When Diane Howard walks out of the house into her family’s backyard each morning, Blanche the Chicken comes running happily to rest on her lap.
In fact, Blanche even occasionally pecks at one of the windows in the house to get some treats or attention. Clearly, she knows she’s part of the family.
Diane’s husband and equally critter-freak Pastor Howard Boles is the head of the First United Methodist Church at 618 Eighth St. in downtown Columbus. A brief animal blessing service will be held on the lawn for anyone wishing to attend at 10 a.m. today, rain or shine.
The clergyman, with a dog, cat, gecko, and turtle also residing in the family home, seems the perfect choice to lead such a brief service.
âWe probably underestimate the importance of our pets in our daily lives,â Boles said. âThey are the constant companion, the one who is there to greet you several times as soon as you come home from work. Or if you’re having a bad day, they’ll come and sit there on your lap.

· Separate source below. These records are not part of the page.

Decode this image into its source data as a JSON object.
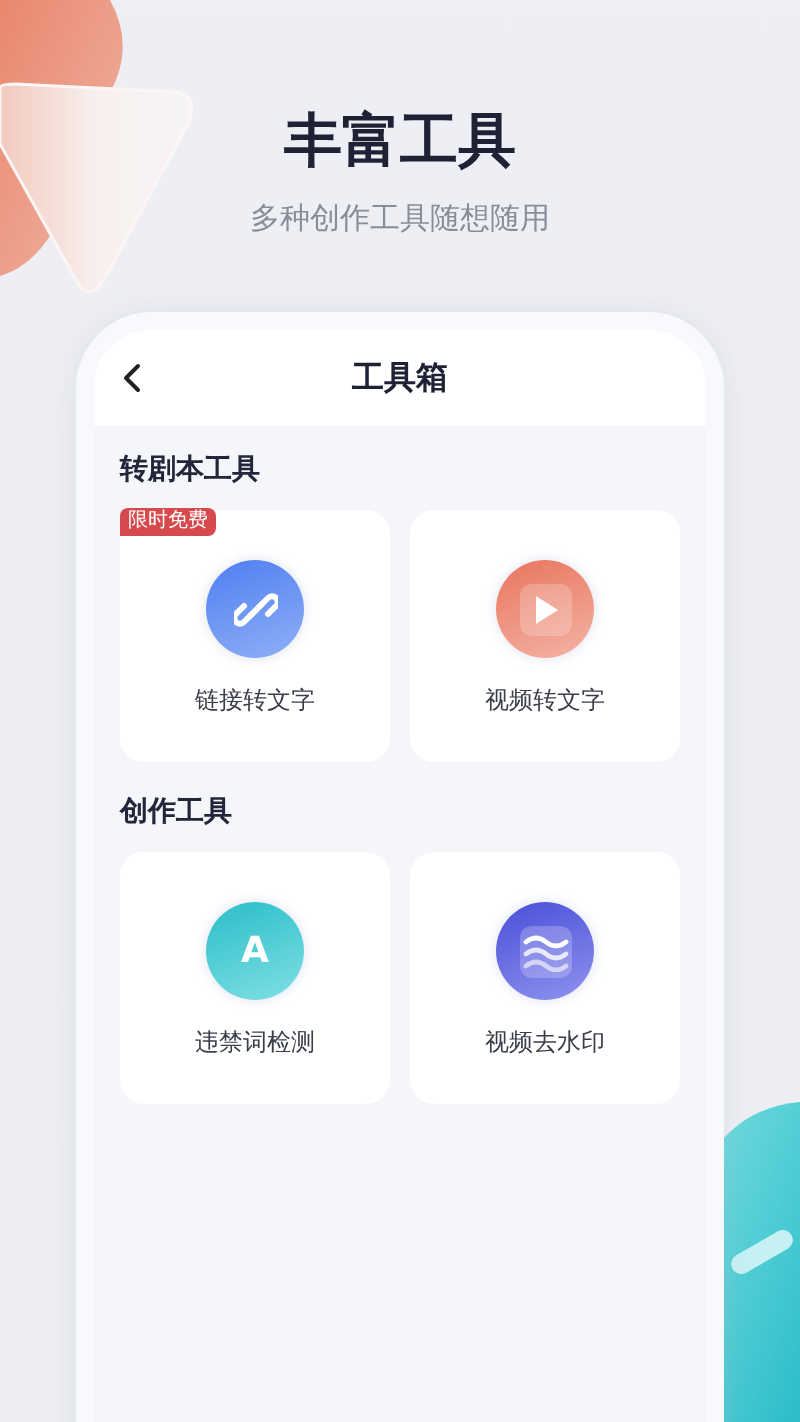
{
  "headline": "丰富工具",
  "subtitle": "多种创作工具随想随用",
  "screen": {
    "title": "工具箱",
    "sections": [
      {
        "title": "转剧本工具",
        "tools": [
          {
            "label": "链接转文字",
            "kind": "link",
            "badge": "限时免费"
          },
          {
            "label": "视频转文字",
            "kind": "play"
          }
        ]
      },
      {
        "title": "创作工具",
        "tools": [
          {
            "label": "违禁词检测",
            "kind": "letter",
            "glyph": "A"
          },
          {
            "label": "视频去水印",
            "kind": "waves"
          }
        ]
      }
    ]
  }
}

The service, which attracts believers from other Christian churches and people without any affiliation, marks Monday’s feast day and the day of the death of Saint Francis of Assisi (who technically died around midnight on October 3, 1226). From his writings, it is believed that he was a great lover of animals and their impact.
In fact, the pastor used a quote from Francis in a recent post: âA cat purring on your lap heals more than any drug in the world, for the vibrations you receive are pure love and contentment.

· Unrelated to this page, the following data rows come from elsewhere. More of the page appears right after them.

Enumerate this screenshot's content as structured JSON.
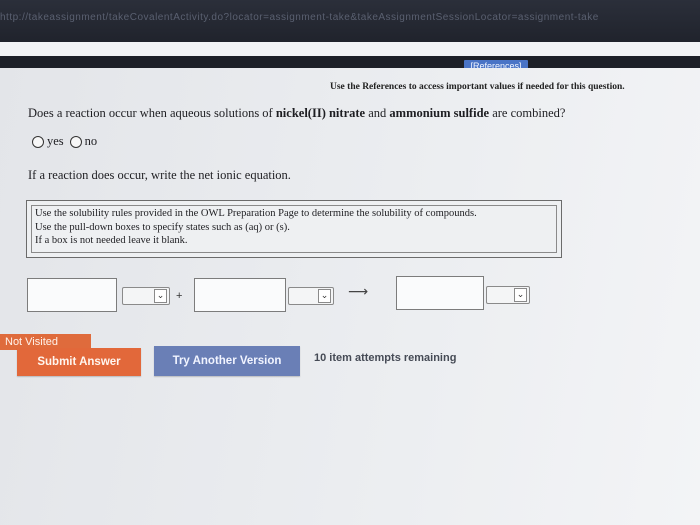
{
  "browser": {
    "url": "http://takeassignment/takeCovalentActivity.do?locator=assignment-take&takeAssignmentSessionLocator=assignment-take"
  },
  "header": {
    "references_button": "[References]",
    "use_references_text": "Use the References to access important values if needed for this question."
  },
  "question": {
    "prefix": "Does a reaction occur when aqueous solutions of ",
    "reactant1": "nickel(II) nitrate",
    "middle": " and ",
    "reactant2": "ammonium sulfide",
    "suffix": " are combined?",
    "options": [
      {
        "label": "yes"
      },
      {
        "label": "no"
      }
    ]
  },
  "prompt": "If a reaction does occur, write the net ionic equation.",
  "instructions": [
    "Use the solubility rules provided in the OWL Preparation Page to determine the solubility of compounds.",
    "Use the pull-down boxes to specify states such as (aq) or (s).",
    "If a box is not needed leave it blank."
  ],
  "equation": {
    "plus": "+",
    "arrow": "⟶",
    "dropdown_icon": "chevron-down-icon"
  },
  "status": {
    "not_visited": "Not Visited"
  },
  "actions": {
    "submit_label": "Submit Answer",
    "try_another_label": "Try Another Version",
    "attempts_text": "10 item attempts remaining"
  },
  "colors": {
    "submit": "#e2683a",
    "try_another": "#6a7fb6",
    "references": "#4a74c6"
  }
}
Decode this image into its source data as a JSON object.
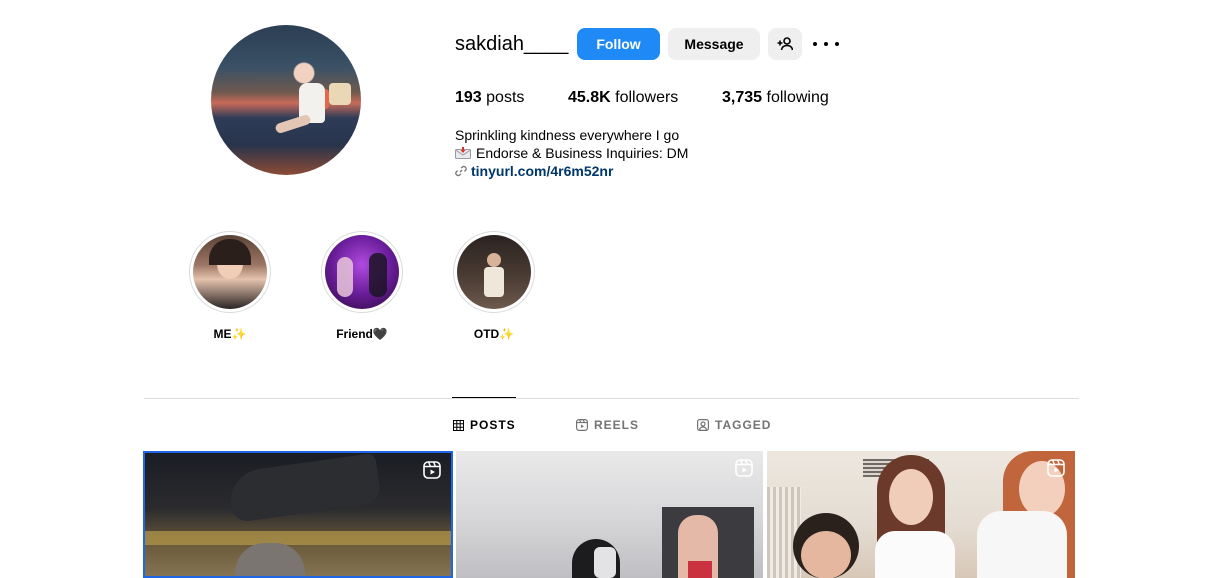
{
  "profile": {
    "username": "sakdiah____",
    "follow_label": "Follow",
    "message_label": "Message",
    "stats": {
      "posts_count": "193",
      "posts_label": "posts",
      "followers_count": "45.8K",
      "followers_label": "followers",
      "following_count": "3,735",
      "following_label": "following"
    },
    "bio": {
      "line1": "Sprinkling kindness everywhere I go",
      "line2": "Endorse & Business Inquiries: DM",
      "link": "tinyurl.com/4r6m52nr"
    }
  },
  "highlights": [
    {
      "label": "ME✨"
    },
    {
      "label": "Friend🖤"
    },
    {
      "label": "OTD✨"
    }
  ],
  "tabs": [
    {
      "label": "POSTS",
      "active": true
    },
    {
      "label": "REELS",
      "active": false
    },
    {
      "label": "TAGGED",
      "active": false
    }
  ],
  "icons": {
    "add_user": "person-add-icon",
    "more": "more-options-icon",
    "link": "link-icon",
    "mail": "incoming-mail-icon",
    "reel": "reel-icon",
    "grid": "grid-icon",
    "tagged": "tagged-icon"
  },
  "colors": {
    "follow_button": "#1f8af5",
    "secondary_button": "#efefef",
    "link": "#00376b",
    "selected_post_border": "#1e66e6"
  }
}
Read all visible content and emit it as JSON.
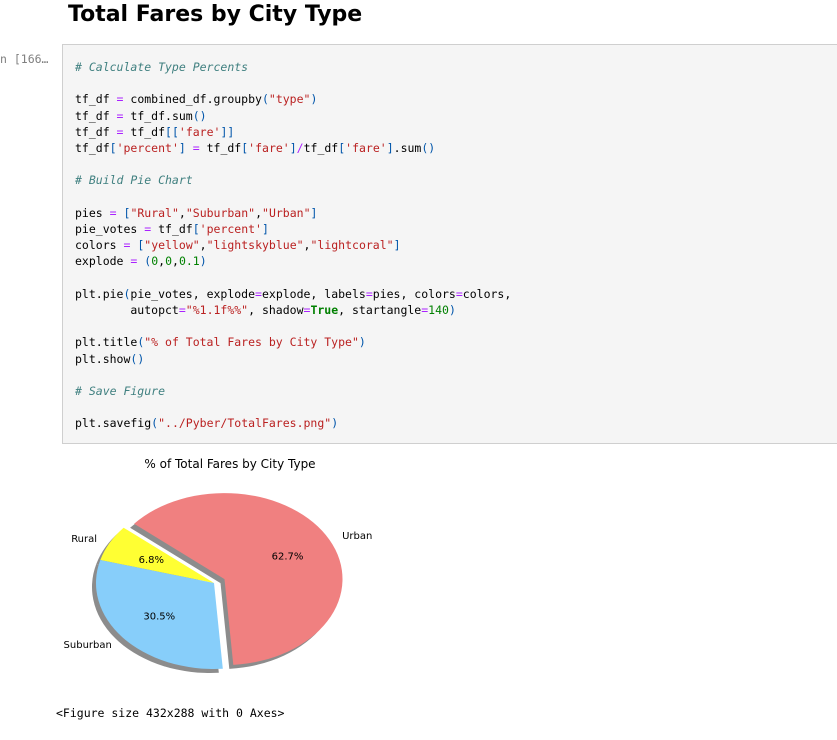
{
  "page": {
    "heading": "Total Fares by City Type"
  },
  "cell": {
    "prompt": "n [166…",
    "code": {
      "comment_calc": "# Calculate Type Percents",
      "comment_build": "# Build Pie Chart",
      "comment_save": "# Save Figure"
    }
  },
  "chart_data": {
    "type": "pie",
    "title": "% of Total Fares by City Type",
    "labels": [
      "Rural",
      "Suburban",
      "Urban"
    ],
    "values": [
      6.8,
      30.5,
      62.7
    ],
    "pct_labels": [
      "6.8%",
      "30.5%",
      "62.7%"
    ],
    "colors": [
      "#ffff33",
      "#87cefa",
      "#f08080"
    ],
    "explode": [
      0,
      0,
      0.1
    ],
    "startangle": 140,
    "shadow": true
  },
  "output": {
    "text": "<Figure size 432x288 with 0 Axes>"
  }
}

Others throughout history have heralded the character and allegiance of animals.
French statesman Charles de Gaulle once joked: âThe better I know men, the more I find myself loving dogs. “
St. Bartholomew’s Catholic Church in Columbus regularly hosted an animal blessing service. Reverend Clem Davis, Senior Associate Pastor at St.Barthelemy, learned a few years ago that a dog waiting to be blessed at one of his services almost ate a gerbil that was also waiting for a blessing. Davis also blessed animals at the Bartholomew County Humane Society and also at Camp Atterbury.
The Unitary Universalist Congregation of Columbus has also hosted such gatherings. Former Unitarian pastor Dennis McCarty even used to present service attendees with a certificate making their beautiful beasts an honorary member of the church.

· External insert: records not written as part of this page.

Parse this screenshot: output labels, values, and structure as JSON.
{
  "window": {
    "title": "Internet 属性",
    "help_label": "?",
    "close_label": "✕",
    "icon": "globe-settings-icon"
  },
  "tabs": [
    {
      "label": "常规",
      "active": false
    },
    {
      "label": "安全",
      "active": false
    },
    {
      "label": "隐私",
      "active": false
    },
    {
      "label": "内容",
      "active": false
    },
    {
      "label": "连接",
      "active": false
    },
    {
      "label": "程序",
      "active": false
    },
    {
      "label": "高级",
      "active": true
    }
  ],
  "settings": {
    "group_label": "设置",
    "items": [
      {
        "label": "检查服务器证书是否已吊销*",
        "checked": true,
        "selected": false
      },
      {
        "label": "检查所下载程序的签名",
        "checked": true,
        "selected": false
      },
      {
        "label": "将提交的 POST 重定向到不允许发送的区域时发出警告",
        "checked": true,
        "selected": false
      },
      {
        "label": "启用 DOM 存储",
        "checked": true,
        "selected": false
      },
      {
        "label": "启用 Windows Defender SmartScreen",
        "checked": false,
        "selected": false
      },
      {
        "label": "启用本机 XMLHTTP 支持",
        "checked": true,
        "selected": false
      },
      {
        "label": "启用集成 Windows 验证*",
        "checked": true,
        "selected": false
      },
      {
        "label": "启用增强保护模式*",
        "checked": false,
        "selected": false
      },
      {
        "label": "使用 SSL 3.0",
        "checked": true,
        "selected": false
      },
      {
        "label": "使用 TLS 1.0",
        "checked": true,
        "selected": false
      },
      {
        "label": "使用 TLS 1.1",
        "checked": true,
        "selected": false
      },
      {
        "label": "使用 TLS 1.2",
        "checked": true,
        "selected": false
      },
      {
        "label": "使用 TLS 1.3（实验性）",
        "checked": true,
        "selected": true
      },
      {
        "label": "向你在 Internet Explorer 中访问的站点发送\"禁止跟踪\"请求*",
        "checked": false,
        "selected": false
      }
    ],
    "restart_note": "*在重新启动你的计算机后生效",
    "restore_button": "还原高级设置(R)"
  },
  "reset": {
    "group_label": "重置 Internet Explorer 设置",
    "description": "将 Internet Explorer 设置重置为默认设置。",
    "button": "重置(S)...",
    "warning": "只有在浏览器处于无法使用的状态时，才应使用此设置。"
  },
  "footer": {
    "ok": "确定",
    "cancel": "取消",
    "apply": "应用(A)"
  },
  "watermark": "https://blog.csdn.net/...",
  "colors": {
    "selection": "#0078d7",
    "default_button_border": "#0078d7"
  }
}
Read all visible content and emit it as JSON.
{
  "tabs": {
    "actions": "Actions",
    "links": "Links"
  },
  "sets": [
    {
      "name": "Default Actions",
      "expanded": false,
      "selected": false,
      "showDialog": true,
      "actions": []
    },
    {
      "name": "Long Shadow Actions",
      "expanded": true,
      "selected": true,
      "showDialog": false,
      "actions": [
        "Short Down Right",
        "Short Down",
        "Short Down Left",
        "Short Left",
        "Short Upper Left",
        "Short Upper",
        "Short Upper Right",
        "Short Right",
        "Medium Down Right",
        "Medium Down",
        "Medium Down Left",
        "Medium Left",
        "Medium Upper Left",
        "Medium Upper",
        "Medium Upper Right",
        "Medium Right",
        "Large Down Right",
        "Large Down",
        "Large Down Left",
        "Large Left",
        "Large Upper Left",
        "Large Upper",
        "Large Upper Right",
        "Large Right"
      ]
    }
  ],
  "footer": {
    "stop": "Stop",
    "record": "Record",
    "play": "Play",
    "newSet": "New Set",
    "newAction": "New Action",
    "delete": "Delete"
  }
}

Last year at First United Methodist 22 people and 14 animals took part, including Cece, Dan Fleming’s 30-year-old quarter horse. All of the leashed or shackled creatures coexisted peacefully, with several noses that even touched or exchanged a friendly lick or two.
Reverend Sarah Campbell, associate pastor of the First United Methodist Church, confessed at the end of last year’s service that animals serve in a very real and practical way.
âI had a tough day yesterday,â Campbell said. “And my kitten (Indie) just curled up in my lap.” And that made everything better.